Charles Schwab, for example, argues that credit spreads, the difference in rates between corporate bonds and government bonds of similar duration, are small. Corporate bonds pay more than government bonds to reward investors for taking the risk of lending to a private company that may fail. But currently the difference in rates between the two is still too small to justify buying higher yielding corporate bonds.

Schwab also notes that corporate earnings growth is slowing, citing inflation, supply chain issues and borrowing costs. “Rising borrowing costs through higher interest payments can dent corporate profits,” the firm said. “Meanwhile, wage increases are good for consumers, but can be a pain point for companies, as it’s another rising input cost.”
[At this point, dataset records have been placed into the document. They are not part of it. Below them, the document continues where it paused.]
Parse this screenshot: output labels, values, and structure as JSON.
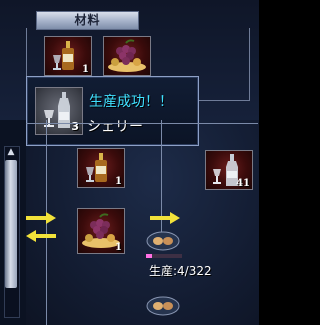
{
  "materials_header": "材料",
  "materials": [
    {
      "icon": "whiskey-bottle-icon",
      "count": "1"
    },
    {
      "icon": "grapes-icon",
      "count": ""
    }
  ],
  "tooltip": {
    "title": "生産成功！！",
    "item_name": "シェリー",
    "count": "3",
    "icon": "sherry-bottle-icon"
  },
  "queue": [
    {
      "icon": "whiskey-bottle-icon",
      "count": "1"
    },
    {
      "icon": "grapes-icon",
      "count": "1"
    },
    {
      "icon": "wine-bottle-icon",
      "count": "41"
    }
  ],
  "production": {
    "label": "生産:4/322",
    "current": 4,
    "total": 322
  },
  "colors": {
    "accent": "#40e0ff",
    "progress": "#ff70e4",
    "arrow": "#f2e23a"
  }
}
Finally, the yield curve does not look favorable for high yield bonds, with the exception of iBonds. The yield curve is a curve on a graph that plots the yield of bonds of various maturities. Typically, shorter duration bonds yield fewer longer duration bonds and total returns on high yield bonds relative to Treasuries have been higher when the yield curve is steep (long dated bonds pay more than short dated bonds ). However, as of May 2022, the yield on 2-year and 10-year government bonds was very close, and in fact the month before the 2-year actually exceeded the 10-year, which is called an inversion. This strains the profitability of high-yield bond issuers like banks.

Bottom line

SmartAsset: Investing in Series I Savings Bonds (iBonds)

SmartAsset: Investing in Series I Savings Bonds (iBonds)

Series I Savings Bonds are a powerful anchor in the wind, financially speaking. They are low-risk savings bonds issued by the US government that pay a very high rate of interest. Until October 2022 they paid a high 9.62%. You can buy them electronically through TreasuryDirect (up to $10,000) or you can use your IRS tax refund to buy Series I paper bonds (up to $5,000). By combining electronic and paper purchases, you can purchase up to $15,000 worth of Series I bonds each year. Keep in mind that there is no secondary market for them.

Tips for investing

  • A financial advisor can help you manage the fixed income portion of your portfolio as interest rates rise and inflation rages. SmartAsset’s free tool matches you with up to three financial advisors serving your area, and you can interview your advisors at no cost to decide which one is right for you. If you’re ready to find an advisor who can help you reach your financial goals, get started now.

  • Check out SmartAsset’s free inflation calculator to help you determine the purchasing power of a dollar over time in the United States.